I would like it instead to retain 1 char for all dirnames unless it has a dot, in which case it would show two, like this:


Even better would be if I also have the home directory represented by a ~ like this:


Any ideas?

  • Is it OK just putting the basename of the current working directory in the prompting instead of the whole directory, and use pwd command if you want to get the whole directory? That means use \W instead \w.
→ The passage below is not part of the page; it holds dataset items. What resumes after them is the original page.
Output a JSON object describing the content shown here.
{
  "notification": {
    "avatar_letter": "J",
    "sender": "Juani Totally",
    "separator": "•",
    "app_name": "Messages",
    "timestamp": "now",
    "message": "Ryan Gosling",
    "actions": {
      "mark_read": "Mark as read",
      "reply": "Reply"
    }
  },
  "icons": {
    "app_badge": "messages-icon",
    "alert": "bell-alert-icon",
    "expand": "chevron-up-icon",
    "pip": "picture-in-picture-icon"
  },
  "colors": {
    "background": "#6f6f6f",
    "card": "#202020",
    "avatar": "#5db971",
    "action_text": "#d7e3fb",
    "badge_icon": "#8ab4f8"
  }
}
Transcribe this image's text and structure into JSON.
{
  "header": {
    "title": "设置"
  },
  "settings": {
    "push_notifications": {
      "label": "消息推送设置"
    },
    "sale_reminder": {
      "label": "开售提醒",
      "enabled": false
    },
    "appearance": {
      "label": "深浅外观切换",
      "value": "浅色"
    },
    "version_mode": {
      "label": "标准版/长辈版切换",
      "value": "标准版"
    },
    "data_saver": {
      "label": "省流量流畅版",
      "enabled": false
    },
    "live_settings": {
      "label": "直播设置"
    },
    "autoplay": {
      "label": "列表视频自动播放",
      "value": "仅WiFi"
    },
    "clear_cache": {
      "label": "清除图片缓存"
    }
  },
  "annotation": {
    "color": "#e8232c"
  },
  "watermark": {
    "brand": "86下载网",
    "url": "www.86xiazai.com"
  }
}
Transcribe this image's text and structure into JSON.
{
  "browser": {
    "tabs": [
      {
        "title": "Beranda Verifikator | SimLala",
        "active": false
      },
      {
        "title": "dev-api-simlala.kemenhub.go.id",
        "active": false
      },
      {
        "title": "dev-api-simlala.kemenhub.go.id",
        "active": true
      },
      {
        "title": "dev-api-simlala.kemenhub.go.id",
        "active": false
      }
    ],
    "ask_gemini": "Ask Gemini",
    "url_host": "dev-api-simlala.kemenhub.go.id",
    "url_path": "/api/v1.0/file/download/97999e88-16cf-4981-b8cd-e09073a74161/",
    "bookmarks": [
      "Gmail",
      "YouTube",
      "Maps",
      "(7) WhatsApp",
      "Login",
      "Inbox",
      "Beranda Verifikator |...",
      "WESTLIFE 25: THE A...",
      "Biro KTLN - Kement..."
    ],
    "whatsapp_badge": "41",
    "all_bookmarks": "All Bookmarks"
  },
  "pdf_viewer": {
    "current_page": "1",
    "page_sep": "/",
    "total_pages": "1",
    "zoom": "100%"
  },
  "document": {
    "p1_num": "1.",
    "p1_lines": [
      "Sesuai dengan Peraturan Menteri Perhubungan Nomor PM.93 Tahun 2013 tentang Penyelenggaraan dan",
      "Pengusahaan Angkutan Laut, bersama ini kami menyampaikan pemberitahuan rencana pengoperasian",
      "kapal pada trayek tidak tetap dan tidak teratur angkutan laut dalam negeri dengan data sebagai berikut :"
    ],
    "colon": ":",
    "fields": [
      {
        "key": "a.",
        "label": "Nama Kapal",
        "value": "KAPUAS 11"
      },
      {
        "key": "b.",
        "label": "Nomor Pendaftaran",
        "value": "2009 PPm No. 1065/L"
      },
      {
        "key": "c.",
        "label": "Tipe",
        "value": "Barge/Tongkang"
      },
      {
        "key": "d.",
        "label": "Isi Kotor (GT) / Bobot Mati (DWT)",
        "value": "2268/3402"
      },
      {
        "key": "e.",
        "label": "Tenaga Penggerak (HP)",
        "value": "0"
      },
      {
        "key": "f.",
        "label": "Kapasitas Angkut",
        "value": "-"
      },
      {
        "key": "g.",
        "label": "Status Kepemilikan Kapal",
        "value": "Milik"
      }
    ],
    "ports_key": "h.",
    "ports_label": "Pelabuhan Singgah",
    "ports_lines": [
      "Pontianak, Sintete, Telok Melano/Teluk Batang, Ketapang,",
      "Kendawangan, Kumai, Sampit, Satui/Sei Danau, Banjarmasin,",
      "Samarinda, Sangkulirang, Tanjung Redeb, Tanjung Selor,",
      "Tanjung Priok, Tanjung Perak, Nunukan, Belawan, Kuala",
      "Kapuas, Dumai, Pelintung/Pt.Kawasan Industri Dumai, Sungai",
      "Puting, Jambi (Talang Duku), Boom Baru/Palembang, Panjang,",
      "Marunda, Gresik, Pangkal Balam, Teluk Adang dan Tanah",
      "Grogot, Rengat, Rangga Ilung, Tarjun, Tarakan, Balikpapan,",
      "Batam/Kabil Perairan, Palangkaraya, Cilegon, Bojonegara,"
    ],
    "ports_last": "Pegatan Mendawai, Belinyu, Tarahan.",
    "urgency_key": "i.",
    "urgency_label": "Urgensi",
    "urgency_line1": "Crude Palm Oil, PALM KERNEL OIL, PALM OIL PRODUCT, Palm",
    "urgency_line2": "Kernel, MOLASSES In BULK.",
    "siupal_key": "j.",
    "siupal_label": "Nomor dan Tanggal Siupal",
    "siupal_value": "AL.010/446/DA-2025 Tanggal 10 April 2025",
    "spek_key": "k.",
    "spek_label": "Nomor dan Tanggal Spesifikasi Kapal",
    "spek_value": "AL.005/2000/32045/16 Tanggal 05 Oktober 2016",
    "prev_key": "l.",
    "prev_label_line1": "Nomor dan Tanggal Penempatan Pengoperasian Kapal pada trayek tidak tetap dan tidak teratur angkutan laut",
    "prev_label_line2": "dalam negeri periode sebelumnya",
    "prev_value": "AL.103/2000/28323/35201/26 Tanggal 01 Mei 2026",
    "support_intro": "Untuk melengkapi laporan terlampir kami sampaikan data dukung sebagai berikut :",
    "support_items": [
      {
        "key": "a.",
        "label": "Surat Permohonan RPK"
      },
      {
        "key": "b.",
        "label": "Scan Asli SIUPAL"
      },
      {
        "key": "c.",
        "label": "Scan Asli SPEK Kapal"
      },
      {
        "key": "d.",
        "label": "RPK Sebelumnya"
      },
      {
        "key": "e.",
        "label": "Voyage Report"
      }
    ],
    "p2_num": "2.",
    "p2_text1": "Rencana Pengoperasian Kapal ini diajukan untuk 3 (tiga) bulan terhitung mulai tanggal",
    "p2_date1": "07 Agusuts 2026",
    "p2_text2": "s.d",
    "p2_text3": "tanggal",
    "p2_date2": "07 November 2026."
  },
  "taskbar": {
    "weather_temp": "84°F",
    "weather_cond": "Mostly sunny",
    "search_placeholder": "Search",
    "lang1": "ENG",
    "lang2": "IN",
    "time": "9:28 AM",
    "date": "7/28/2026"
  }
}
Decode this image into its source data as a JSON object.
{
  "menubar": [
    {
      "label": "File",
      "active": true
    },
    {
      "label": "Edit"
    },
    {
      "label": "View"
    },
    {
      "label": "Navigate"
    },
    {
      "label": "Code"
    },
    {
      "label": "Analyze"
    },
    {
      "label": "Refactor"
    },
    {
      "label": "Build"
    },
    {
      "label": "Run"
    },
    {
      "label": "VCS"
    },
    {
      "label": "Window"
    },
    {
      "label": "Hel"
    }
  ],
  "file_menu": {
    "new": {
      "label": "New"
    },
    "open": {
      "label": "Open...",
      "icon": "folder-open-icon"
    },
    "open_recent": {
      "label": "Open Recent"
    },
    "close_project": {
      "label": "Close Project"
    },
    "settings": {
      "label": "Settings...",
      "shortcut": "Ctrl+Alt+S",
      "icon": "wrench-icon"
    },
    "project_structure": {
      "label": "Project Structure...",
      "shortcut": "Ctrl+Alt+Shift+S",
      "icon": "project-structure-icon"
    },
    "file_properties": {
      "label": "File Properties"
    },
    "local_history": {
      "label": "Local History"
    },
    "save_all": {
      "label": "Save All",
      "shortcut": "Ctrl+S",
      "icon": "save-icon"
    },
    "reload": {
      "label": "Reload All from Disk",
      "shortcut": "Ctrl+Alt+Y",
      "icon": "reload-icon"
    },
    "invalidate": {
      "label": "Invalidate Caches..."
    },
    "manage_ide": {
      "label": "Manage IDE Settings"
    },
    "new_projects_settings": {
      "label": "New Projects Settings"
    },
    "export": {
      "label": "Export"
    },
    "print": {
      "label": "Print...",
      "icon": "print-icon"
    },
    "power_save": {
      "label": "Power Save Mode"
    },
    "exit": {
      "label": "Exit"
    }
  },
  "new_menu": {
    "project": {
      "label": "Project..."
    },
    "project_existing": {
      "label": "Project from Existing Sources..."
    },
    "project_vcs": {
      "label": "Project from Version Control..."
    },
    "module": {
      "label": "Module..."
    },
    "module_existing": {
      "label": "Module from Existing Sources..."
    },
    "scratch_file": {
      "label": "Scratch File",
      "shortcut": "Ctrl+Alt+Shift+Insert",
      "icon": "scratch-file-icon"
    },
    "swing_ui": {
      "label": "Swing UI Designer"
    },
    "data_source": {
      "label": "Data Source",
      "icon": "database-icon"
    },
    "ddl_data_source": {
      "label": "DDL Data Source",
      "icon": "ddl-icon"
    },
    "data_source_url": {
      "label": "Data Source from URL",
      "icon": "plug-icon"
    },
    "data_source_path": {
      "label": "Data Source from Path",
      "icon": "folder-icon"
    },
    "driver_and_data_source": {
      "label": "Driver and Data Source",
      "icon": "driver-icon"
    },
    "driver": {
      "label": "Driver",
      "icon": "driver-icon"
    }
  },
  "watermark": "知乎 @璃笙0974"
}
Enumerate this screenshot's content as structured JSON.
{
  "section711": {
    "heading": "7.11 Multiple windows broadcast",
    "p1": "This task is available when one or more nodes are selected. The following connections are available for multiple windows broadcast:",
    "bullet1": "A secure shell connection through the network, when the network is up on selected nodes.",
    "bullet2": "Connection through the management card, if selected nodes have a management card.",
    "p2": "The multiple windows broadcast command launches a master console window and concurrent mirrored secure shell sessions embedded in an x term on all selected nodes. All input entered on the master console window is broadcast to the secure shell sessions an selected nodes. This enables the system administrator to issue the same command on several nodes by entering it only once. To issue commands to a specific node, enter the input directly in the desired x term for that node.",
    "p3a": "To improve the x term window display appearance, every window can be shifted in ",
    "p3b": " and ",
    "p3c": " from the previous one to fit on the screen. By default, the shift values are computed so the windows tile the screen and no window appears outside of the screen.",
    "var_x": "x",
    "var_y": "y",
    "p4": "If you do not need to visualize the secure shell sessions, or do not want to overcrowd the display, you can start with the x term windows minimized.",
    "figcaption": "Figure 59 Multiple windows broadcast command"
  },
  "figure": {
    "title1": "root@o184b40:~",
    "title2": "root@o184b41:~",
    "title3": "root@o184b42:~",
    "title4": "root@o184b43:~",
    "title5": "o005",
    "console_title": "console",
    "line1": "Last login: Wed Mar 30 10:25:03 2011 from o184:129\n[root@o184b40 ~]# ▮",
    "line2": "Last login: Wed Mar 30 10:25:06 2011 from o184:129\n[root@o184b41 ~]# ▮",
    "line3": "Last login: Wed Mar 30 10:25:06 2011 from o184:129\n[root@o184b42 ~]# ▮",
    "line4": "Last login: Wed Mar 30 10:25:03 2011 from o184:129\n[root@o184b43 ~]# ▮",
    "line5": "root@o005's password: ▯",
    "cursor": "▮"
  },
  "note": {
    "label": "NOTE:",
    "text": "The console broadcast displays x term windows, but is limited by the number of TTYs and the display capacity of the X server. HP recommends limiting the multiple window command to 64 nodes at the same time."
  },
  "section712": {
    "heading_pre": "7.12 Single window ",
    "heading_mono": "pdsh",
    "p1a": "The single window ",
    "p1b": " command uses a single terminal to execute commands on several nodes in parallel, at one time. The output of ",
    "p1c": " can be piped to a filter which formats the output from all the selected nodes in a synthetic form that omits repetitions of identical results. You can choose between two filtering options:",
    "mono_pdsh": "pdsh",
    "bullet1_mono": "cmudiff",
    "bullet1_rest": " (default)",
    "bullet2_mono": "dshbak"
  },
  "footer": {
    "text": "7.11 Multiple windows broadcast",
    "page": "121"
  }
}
This solution is simple and work for me.
    – Edw4rd
    Nov 16, 2012 at 20:09

1 Answer 1


This seems to do the trick, adding an optional . to the capture:

PROMPT_COMMAND='pwd2=$(sed "s:\(\.\?[^/]\)[^/]*/:\1/:g" <<<$PWD)'
PS1='\u@\h:$pwd2\$ '

And for the 'even better':

PROMPT_COMMAND='pwd2=$(sed -e "s:$HOME:~:" -e "s:\(\.\?[^/]\)[^/]*/:\1/:g" <<<$PWD)'
PS1='\u@\h:$pwd2\$ '
  • hmmm...neither of these work on my system: the prompt shows the full dirnames in the path ... chris@DeathStar:/Users/chris/db/personal$
    – Chris
    Nov 16, 2012 at 20:38
  • Hmm. Could be an incompatibility between gnu sed and osx sed. Don't have an osx machine to test on. Nov 16, 2012 at 20:40
  • Thank you! That pointed me in the right direction... installed gnu-sed and all it works!